SET foreign_key_checks = 1;
This is not ideal, rather it is done for simplicity. Alternatively, we could scrape the missing data from the IMDb website and combine it with the IMDb dataset. This, however, is beyond the current scope of this project.
- Aliases has titles that do not exist in Titles, i.e., there are entries in IMDb's title.akas.tsv.gz that are not present in title.basics.tsv.gz. The same issue arises when setting the foreign key for the Alias_attributes and Alias_types tables.
- Ditto for Episode_belongs_to table. Also, there appears to missing details episodes in the table. The episode data came from the datafile title.episode.tsv.gz.
- Ditto for Known_for and missing data from Titles.

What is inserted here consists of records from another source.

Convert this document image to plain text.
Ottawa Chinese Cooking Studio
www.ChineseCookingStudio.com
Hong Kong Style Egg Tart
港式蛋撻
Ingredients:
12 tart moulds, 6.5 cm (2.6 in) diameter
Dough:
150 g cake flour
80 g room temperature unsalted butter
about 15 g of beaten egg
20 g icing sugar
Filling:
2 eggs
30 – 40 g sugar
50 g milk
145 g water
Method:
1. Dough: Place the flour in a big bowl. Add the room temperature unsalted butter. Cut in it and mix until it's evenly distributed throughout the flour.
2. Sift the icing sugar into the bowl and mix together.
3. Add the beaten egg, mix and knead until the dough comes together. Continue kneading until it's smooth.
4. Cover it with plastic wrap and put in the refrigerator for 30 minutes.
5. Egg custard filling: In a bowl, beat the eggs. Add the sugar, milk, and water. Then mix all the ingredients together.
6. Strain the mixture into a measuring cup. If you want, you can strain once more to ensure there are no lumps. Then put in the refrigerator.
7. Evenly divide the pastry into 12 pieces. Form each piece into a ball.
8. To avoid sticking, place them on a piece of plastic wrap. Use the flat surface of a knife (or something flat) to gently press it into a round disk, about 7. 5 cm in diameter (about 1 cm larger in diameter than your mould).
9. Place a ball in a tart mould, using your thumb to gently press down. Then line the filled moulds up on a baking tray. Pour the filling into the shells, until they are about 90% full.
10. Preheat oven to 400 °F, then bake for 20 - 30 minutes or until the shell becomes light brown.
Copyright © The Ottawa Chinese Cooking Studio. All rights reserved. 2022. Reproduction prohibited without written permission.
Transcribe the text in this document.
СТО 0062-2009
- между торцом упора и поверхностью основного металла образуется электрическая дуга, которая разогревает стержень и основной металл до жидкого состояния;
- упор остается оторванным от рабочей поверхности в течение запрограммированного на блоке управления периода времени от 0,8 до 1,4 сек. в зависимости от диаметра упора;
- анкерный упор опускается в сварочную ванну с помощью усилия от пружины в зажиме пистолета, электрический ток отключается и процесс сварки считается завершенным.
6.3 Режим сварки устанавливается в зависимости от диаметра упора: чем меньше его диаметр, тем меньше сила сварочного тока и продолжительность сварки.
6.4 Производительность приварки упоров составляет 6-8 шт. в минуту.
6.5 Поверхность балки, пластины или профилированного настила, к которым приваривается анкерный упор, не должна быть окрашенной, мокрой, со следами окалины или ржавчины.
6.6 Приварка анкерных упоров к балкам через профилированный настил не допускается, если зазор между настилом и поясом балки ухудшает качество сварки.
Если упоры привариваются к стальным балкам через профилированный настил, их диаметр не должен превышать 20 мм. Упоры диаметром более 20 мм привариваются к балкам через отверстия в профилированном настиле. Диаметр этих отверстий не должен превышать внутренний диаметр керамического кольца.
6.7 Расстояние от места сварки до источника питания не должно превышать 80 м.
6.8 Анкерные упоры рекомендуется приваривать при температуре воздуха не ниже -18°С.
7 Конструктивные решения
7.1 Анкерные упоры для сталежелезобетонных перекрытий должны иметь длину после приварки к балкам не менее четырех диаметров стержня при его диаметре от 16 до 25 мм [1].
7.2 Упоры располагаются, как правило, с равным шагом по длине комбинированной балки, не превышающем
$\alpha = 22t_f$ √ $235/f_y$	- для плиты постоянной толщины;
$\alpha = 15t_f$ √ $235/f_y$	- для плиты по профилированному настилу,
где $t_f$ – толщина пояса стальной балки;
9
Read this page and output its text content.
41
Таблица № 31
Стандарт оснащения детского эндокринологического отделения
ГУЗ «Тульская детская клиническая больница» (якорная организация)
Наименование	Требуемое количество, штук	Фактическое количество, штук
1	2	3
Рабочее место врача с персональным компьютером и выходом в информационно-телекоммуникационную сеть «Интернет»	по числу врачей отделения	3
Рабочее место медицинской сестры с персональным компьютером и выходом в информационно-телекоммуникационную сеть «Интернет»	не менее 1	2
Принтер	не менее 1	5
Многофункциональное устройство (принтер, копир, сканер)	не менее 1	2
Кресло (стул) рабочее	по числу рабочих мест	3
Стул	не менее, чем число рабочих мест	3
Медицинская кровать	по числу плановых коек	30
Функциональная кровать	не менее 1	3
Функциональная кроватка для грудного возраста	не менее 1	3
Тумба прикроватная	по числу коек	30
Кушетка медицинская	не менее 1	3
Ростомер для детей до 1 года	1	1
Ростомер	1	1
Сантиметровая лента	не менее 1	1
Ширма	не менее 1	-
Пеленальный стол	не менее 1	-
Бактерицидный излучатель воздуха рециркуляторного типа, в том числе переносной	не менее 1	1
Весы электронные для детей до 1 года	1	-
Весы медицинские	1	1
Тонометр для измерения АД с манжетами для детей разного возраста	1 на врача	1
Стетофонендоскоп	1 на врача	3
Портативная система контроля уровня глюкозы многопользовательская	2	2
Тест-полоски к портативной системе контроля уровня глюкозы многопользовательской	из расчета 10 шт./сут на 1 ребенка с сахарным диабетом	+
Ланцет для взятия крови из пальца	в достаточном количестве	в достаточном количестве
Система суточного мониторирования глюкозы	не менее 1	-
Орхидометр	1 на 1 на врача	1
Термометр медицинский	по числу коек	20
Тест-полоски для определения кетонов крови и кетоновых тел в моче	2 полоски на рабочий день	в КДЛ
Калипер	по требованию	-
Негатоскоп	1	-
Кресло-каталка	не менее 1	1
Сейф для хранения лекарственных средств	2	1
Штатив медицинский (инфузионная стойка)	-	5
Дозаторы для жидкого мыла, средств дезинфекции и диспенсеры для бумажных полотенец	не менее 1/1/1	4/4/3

- Ditto for Principals and missing data from Titles.
- Principals has names that do not appear in Names_, i.e., there are entries in IMDb's title.principals.tsv.gz that are not present in name.basics.tsv.gz.
- Ditto for Had_role and missing data from Titles.
- Ditto for Had_role and missing data from Names_.
- Ditto for Directors and missing data from Names_.
- Ditto for Writers and missing data from Names_.